A monstruosidade de Belo Monte e descalabro em Altamira que Dilma não teve coragem de ver
Foto: Arquivo/Xingu Vivo
Em entrevista, D. Erwin Kräutler questiona: "Por que os
teólogos não aproveitaram a audiência com Dilma para unir-se aos povos
indígenas no grito uníssono de “Demarcação já!”?
Do IHU-Online
A
chegada de um novo ano quase sempre traz votos de renovação e
esperança. Porém, 2015 não começa com esse espírito para quem vive nas
cercanias das obras de construção da Usina de Belo Monte, em Altamira, no Pará. Em entrevista concedida por e-mail para IHU On-Line, o bispo do Xingu e presidente do Conselho Indigenista Missionário – CIMI, dom Erwin Kräutler, denuncia o que já havia previsto: “a grande euforia que cinco anos atrás tomou conta da cidade de Altamira, a ponto de muitos carros e motos exibirem adesivos “queremos Belo Monte”,
cedeu lugar a um surdo desânimo. Até agora, nada do que comerciantes,
empresários e os políticos de plantão esperaram e prognosticaram como a
salvação do oeste do Pará se realizou. A cidade está quase
intransitável. Homicídios, assaltos, arrastões estão na ordem do dia. O
povo está apreensivo e assustado”, pontua.
A difícil situação apontada por dom Erwin é
ainda mais complicada quando se tenta traçar uma perspectiva de futuro
do governo que se inicia. Isso, levando em consideração as posturas que a
presidente Dilma Rousseff vem
adotando nesse seu segundo mandato. Além de não citar questões que são
velhas demandas de povos indígenas em seu discurso de posse, a
presidente nomeia Kátia Abreu para o Ministério da Agricultura. Sinais que, para dom Erwin, podem dizer muito do que pode vir pela frente. “Para Dilma, Belo Monte nunca
foi assunto de pauta com movimentos populares ou a população
diretamente impactada. (...) O governo continua a defender o latifúndio e
os privilégios que tem concedido ao agronegócio contra os povos
indígenas. (...) O rolo compressor continuará a passar por cima de todos
nós aqui noXingu e em breve por cima dos povos do Tapajós e de outros rios da Amazônia”, prevê.
Dom Erwin Kräutler é bispo prelado de Xingu, PA, presidente do
Conselho Indigenista Missionário - CIMI.
Confira a entrevista.
IHU
On-Line - Há mais de cinco anos o senhor alerta para os riscos e
implicações sociais e ambientais da construção de Belo Monte.
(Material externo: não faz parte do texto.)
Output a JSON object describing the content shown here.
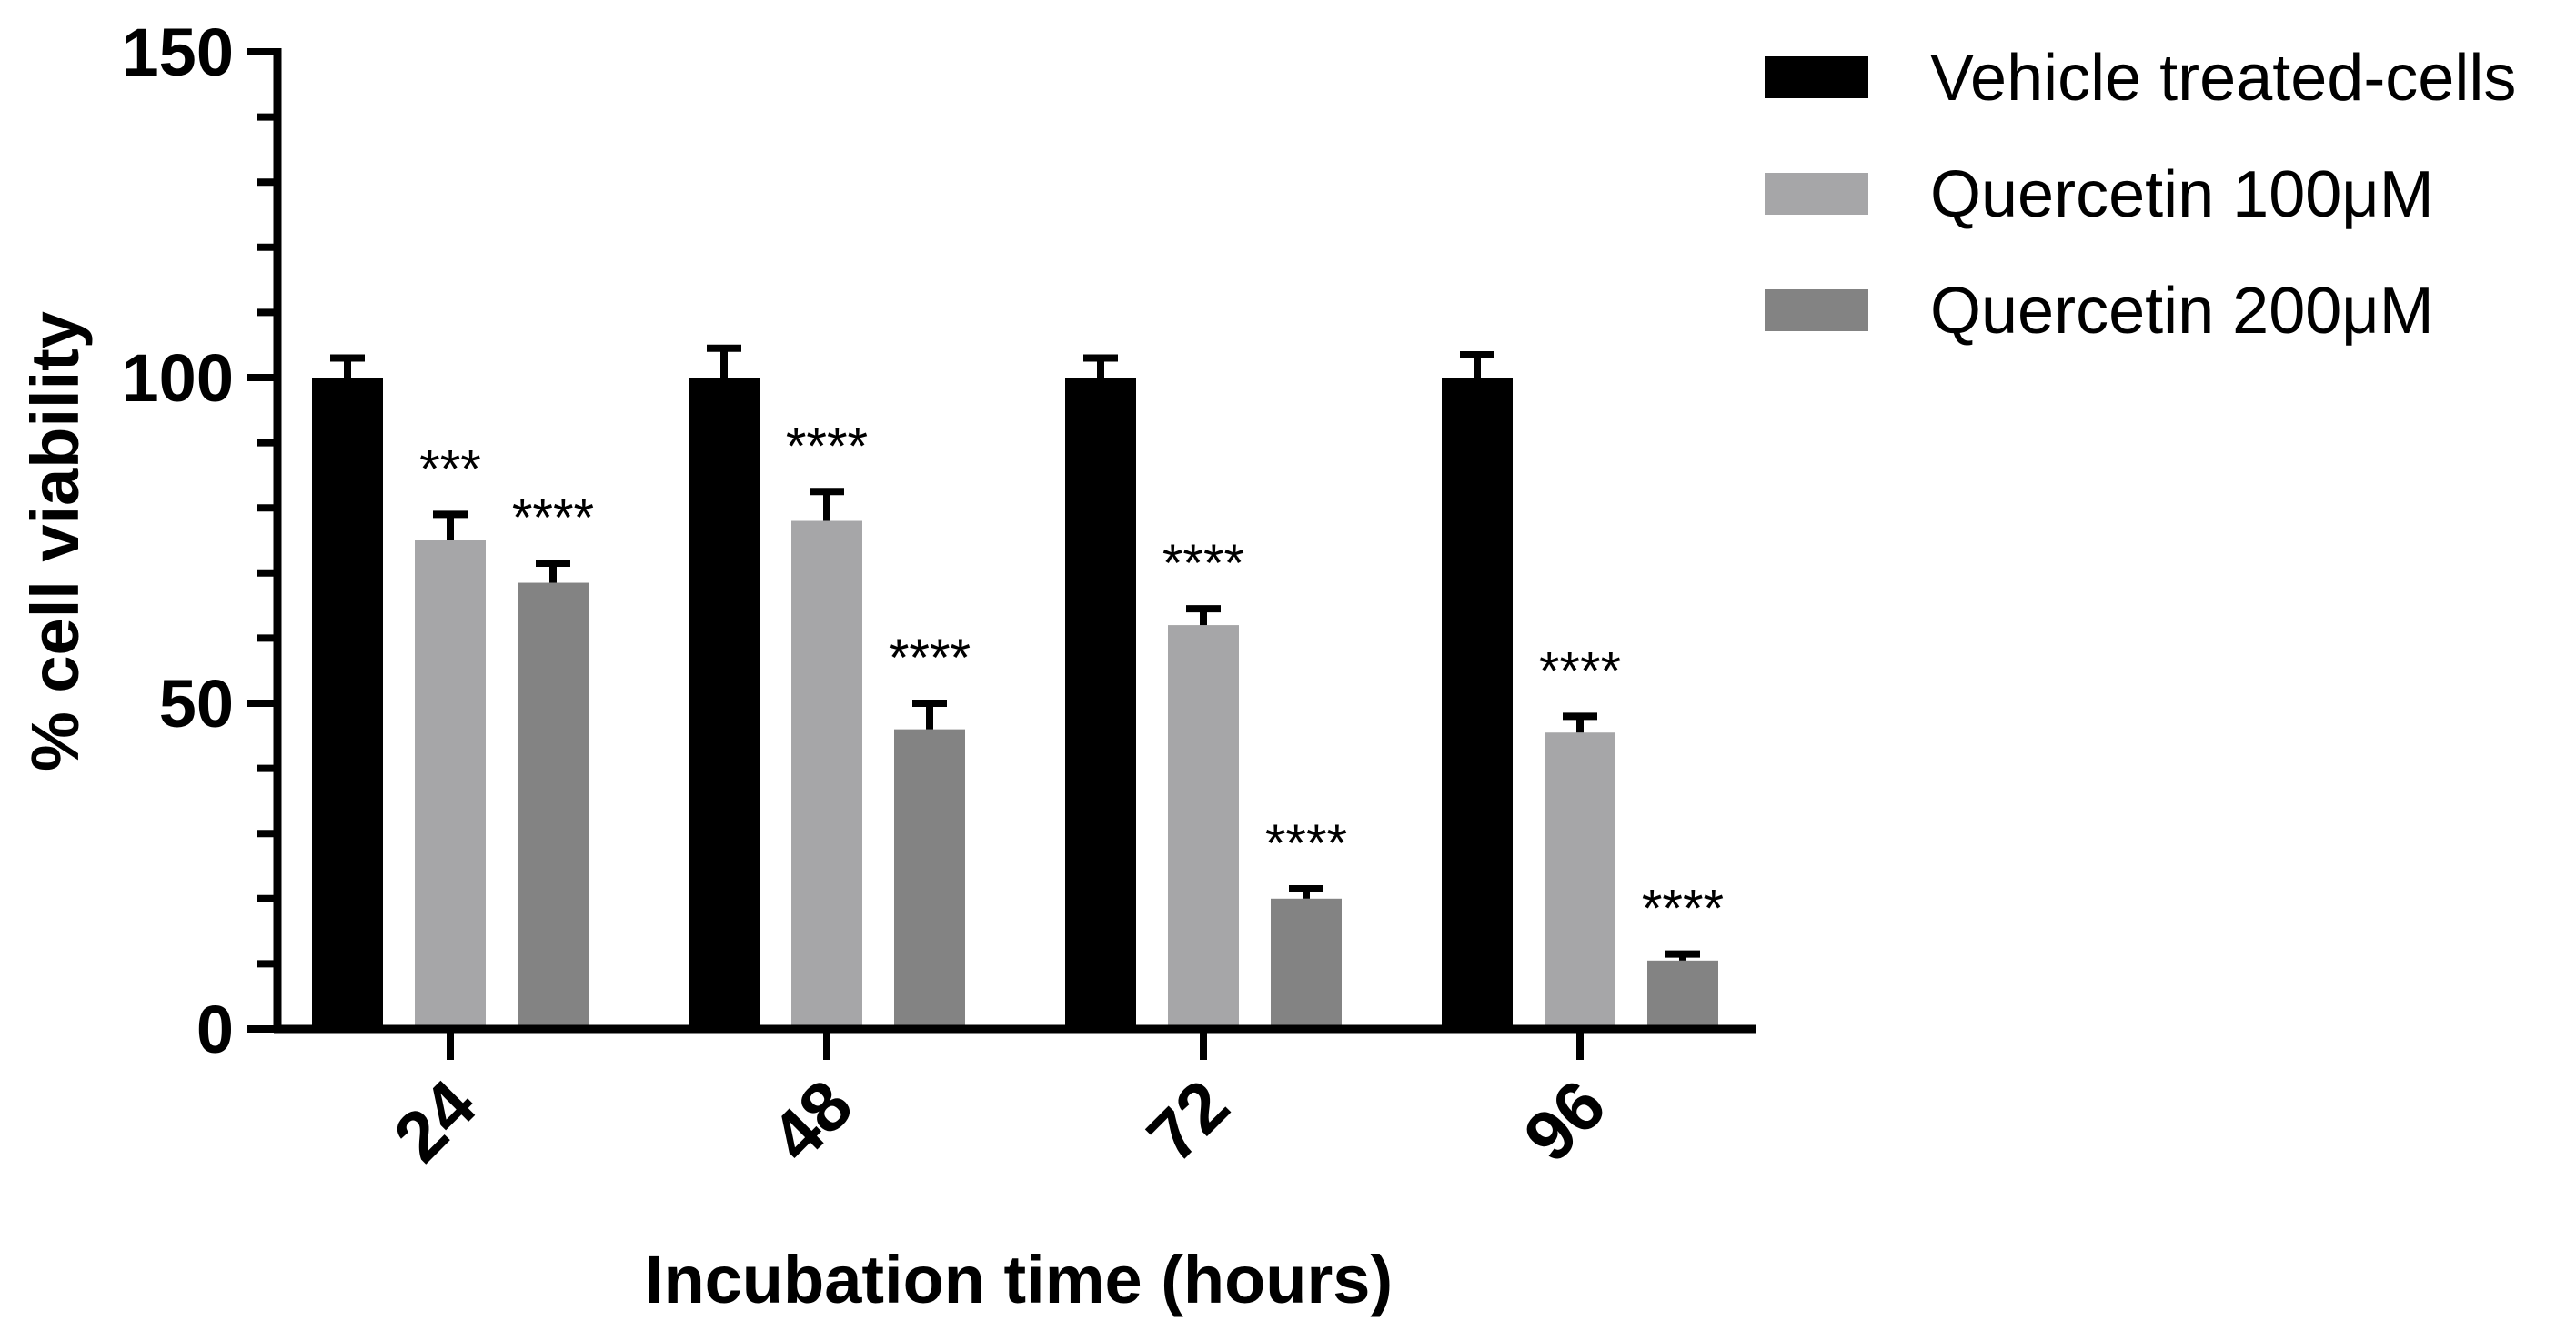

Como tem
sido acompanhar esse processo, desde a elaboração do projeto até o
início da construção da usina?
Foto: Valter Campanato/ABr |
Dom Erwin Kräutler - Na
realidade, essa luta contra o barramento do Rio Xingu já dura mais de
30 anos. Por algum tempo acreditávamos que o projeto fosse arquivado.
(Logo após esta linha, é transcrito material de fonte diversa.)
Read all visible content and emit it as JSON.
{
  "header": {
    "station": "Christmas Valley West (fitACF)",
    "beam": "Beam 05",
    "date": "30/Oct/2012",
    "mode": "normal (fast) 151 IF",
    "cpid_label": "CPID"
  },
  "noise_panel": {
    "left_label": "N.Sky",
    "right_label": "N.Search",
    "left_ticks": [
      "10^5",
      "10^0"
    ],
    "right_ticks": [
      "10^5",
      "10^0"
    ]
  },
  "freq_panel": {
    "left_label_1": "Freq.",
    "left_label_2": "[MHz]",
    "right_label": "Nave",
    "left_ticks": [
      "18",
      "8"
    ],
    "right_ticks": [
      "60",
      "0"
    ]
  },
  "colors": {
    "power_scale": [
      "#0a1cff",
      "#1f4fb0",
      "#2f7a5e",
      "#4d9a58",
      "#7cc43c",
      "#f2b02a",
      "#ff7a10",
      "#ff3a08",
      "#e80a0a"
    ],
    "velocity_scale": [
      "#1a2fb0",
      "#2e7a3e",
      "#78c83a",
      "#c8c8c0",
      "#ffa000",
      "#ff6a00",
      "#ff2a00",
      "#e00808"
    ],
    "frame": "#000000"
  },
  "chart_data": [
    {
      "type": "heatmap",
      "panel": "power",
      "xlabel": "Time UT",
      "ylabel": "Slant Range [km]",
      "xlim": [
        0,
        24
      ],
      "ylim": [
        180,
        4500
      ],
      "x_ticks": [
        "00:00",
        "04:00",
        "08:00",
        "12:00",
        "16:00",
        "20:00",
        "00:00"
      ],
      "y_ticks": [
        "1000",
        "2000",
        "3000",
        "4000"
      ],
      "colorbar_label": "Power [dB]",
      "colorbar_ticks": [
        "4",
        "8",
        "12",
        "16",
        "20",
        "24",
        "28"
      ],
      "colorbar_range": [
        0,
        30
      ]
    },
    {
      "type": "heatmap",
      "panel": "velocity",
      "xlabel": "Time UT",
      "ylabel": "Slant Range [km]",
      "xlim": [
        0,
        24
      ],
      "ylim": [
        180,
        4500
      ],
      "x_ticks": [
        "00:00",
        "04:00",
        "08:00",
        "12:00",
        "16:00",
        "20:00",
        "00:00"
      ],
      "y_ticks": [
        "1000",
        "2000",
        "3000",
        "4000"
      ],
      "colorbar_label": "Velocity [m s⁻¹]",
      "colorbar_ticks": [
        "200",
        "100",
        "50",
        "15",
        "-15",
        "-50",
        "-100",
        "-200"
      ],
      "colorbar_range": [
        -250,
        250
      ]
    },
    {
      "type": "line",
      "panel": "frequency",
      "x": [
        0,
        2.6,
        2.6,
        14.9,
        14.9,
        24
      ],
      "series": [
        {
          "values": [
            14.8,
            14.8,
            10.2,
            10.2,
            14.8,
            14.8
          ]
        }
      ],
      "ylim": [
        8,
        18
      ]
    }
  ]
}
Foi engano. Quando Lula assumiu o governo, em vez de definitivamente
renunciar a essa monstruosidade, abraçou-o e secundando os pareceres
eufóricos de sua ministra de Minas e Energia, Dilma Rousseff, deu ênfase
especial à execução da obra, incorporando-a ao Programa de Aceleração
do Crescimento - PAC.
As implicações sociais e ambientais estavam
programadas, especialmente a partir daquele dia fatídico em que o
Governo entendeu que as condicionantes exigidas pelo Instituto
Brasileiro de Meio Ambiente - IBAMA e pela Fundação Nacional do Índio -
FUNAI não precisavam ser atendidas antes da instalação do canteiro de
obras, mas poderiam ser cumpridas ao longo da execução do projeto. Com
essa decisão, não foi instalado apenas o canteiro de obras, mas também o
caos em Altamira. Durante a campanha eleitoral, a presidente Dilma veio
visitar Belo Monte para gravar um vídeo. Seu avião pousou no aeroporto
de Altamira. No entanto, ela não teve coragem de entrar na cidade para
ver “in loco” o descalabro que nos assola.
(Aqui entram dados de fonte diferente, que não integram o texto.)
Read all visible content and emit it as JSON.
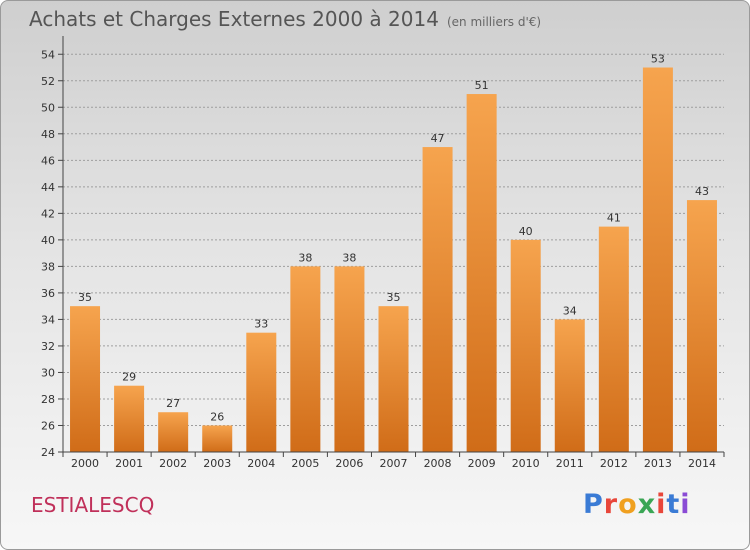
{
  "header": {
    "title": "Achats et Charges Externes 2000 à 2014",
    "unit": "(en milliers d'€)"
  },
  "footer": {
    "commune": "ESTIALESCQ",
    "brand": "Proxiti",
    "brand_colors": [
      "#3a7bd5",
      "#e8463a",
      "#f0a020",
      "#3aa655",
      "#e8463a",
      "#3a7bd5",
      "#8a4bd5"
    ]
  },
  "colors": {
    "bar_light": "#f6a44e",
    "bar_dark": "#d06c18",
    "axis": "#444444",
    "grid": "#9e9e9e"
  },
  "chart_data": {
    "type": "bar",
    "title": "Achats et Charges Externes 2000 à 2014",
    "xlabel": "",
    "ylabel": "",
    "categories": [
      "2000",
      "2001",
      "2002",
      "2003",
      "2004",
      "2005",
      "2006",
      "2007",
      "2008",
      "2009",
      "2010",
      "2011",
      "2012",
      "2013",
      "2014"
    ],
    "values": [
      35,
      29,
      27,
      26,
      33,
      38,
      38,
      35,
      47,
      51,
      40,
      34,
      41,
      53,
      43
    ],
    "ylim": [
      24,
      55
    ],
    "yticks": [
      24,
      26,
      28,
      30,
      32,
      34,
      36,
      38,
      40,
      42,
      44,
      46,
      48,
      50,
      52,
      54
    ],
    "grid": "horizontal dashed",
    "data_labels": true
  }
}
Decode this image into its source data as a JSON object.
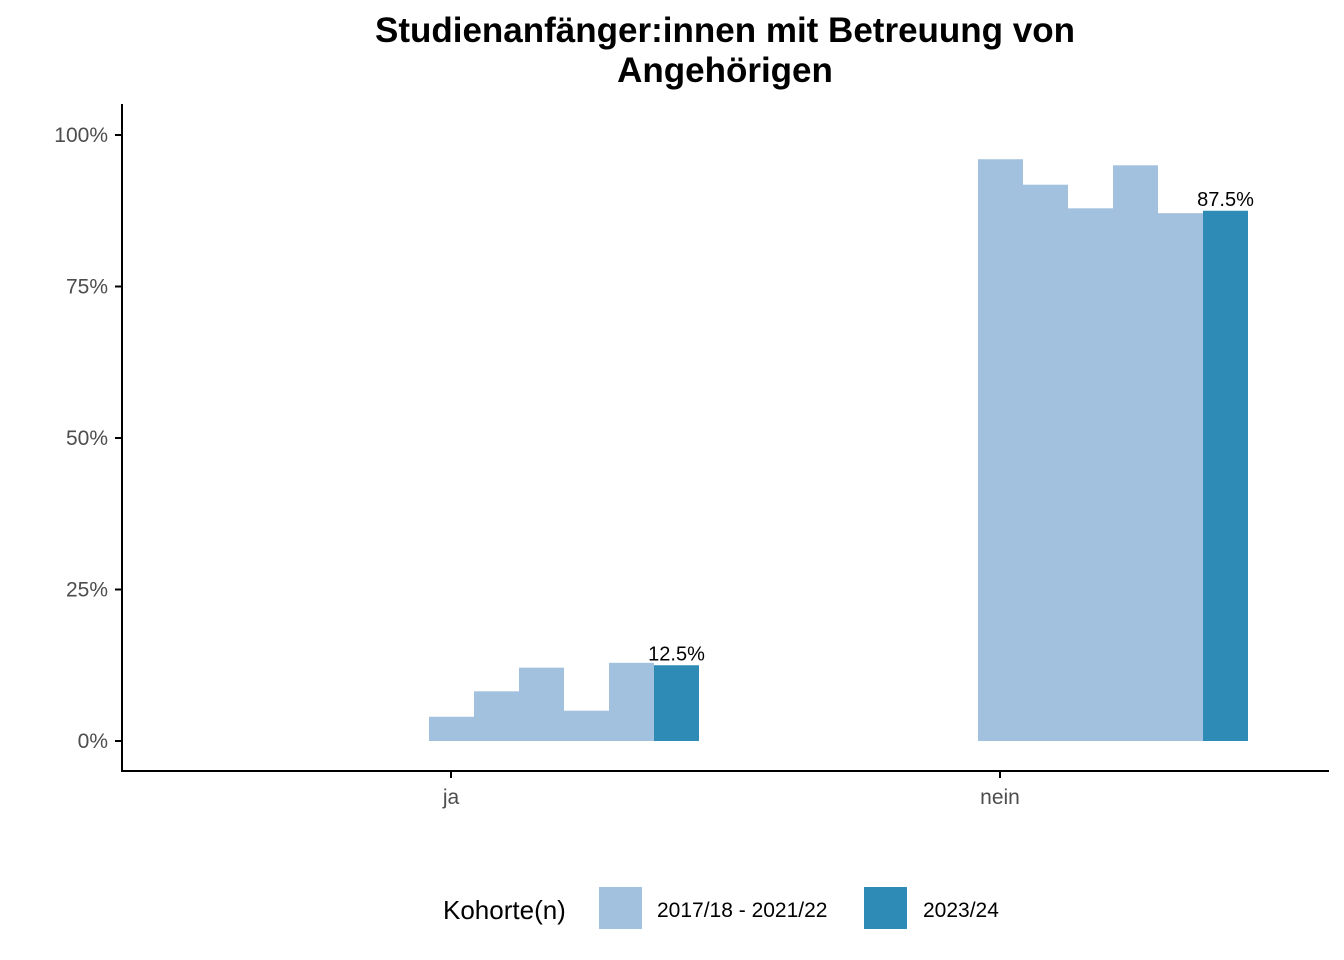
{
  "chart_data": {
    "type": "bar",
    "title_lines": [
      "Studienanfänger:innen mit Betreuung von",
      "Angehörigen"
    ],
    "categories": [
      "ja",
      "nein"
    ],
    "ylim": [
      0,
      1
    ],
    "yticks": [
      {
        "value": 0,
        "label": "0%"
      },
      {
        "value": 0.25,
        "label": "25%"
      },
      {
        "value": 0.5,
        "label": "50%"
      },
      {
        "value": 0.75,
        "label": "75%"
      },
      {
        "value": 1.0,
        "label": "100%"
      }
    ],
    "historical_bars": {
      "series_name": "2017/18 - 2021/22",
      "color": "#a2c1de",
      "values": {
        "ja": [
          0.04,
          0.082,
          0.121,
          0.05,
          0.129
        ],
        "nein": [
          0.96,
          0.918,
          0.879,
          0.95,
          0.871
        ]
      }
    },
    "current_bar": {
      "series_name": "2023/24",
      "color": "#2e8bb5",
      "values": {
        "ja": 0.125,
        "nein": 0.875
      },
      "labels": {
        "ja": "12.5%",
        "nein": "87.5%"
      }
    },
    "legend": {
      "title": "Kohorte(n)",
      "position": "bottom",
      "items": [
        {
          "label": "2017/18 - 2021/22",
          "color": "#a2c1de"
        },
        {
          "label": "2023/24",
          "color": "#2e8bb5"
        }
      ]
    },
    "xlabel": "",
    "ylabel": "",
    "grid": false
  }
}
IHU On-Line - Em que estágio se encontra a construção de Belo Monte?
Dom Erwin Kräutler - Volta e meia se noticia que a construção estaria atrasada por causa das várias manifestaçõescontrárias
ao projeto. Mas, tenho a impressão de que está bastante adiantada. Já
são derrubadas as casas nos bairros que serão atingidos, e as famílias,
transferidas para as novas moradias construídas em concreto. Sei, no
entanto, que nem de longe haverá casas suficientes para abrigar todas as
famílias.
IHU On-Line - O senhor tem visitado várias
comunidades da Prelazia do Xingu. Qual é o sentimento das pessoas em
relação à construção de Belo Monte?
Dom Erwin Kräutler - A grande euforia que cinco anos atrás tomou conta da cidade de Altamira, a ponto de muitos carros e motos exibirem adesivos “queremos Belo Monte”,
cedeu lugar a um surdo desânimo. Até agora, nada do que comerciantes,
empresários e os políticos de plantão esperaram e prognosticaram como a
salvação do oeste do Pará se realizou. A cidade está quase
intransitável. Homicídios, assaltos, arrastões estão na ordem do dia. O
povo está apreensivo e assustado.
Houve certo boom na construção
civil devido à procura de aluguéis. Alguns ganharam somas exorbitantes
cedendo quartos ou casas a preços exagerados. Mas essa onda passou
quando a Norte Energia instalou a vila residencial bem próxima ao canteiro de obras.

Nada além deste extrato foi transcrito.